MICHAEL FINDLAY It’s really only so new in its present form. But there have always been people who have brokered deals for artists. Presumably Michelangelo had some form of agent.
More striking than that, to me, is how very different being an art dealer is today from what it was when I entered the business. Dealers are more to the fore, although they were always a colorful part of the art world, if you think about people like Betty Parsons. But they were characters in an Off-Off-Broadway production rather than players on the world cultural stage.
BOUCHER You point out possible future global shifts in the art market, led by the great growth in numbers of “high net worth individuals” in Asia, and the need for masterpieces to hang in the new art museums of the Middle East.
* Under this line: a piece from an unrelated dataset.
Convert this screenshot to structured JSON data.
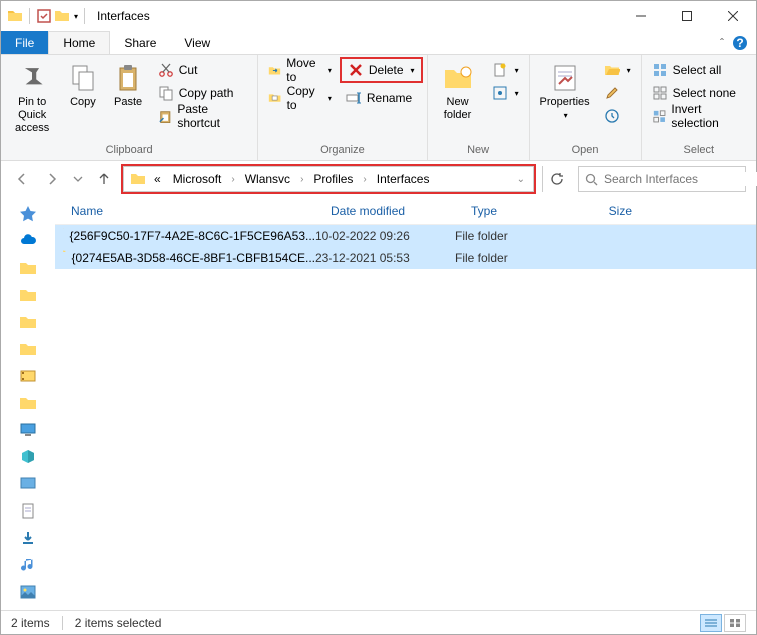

What changes does that bring to the art trade?
FINDLAY The volume of funds available is staggering, as well as the global nature of the art market. While there were for instance German manufacturing tycoons buying contemporary American art in the ‘60s, that was about as global as you got. Occasionally one or two prescient Japanese collectors were buying in Paris and New York.
BOUCHER How is art collecting viewed differently today?
FINDLAY It seems to me that the notion of collecting art as part of a lifestyle is new. It’s integrated into a platform of multiple homes and a type of glamorized life. Whereas I think the collectors I became aware of when I entered this business led quite quiet lives, Bob and Ethel Scull notwithstanding. Not because of secrecy but because people weren’t interested.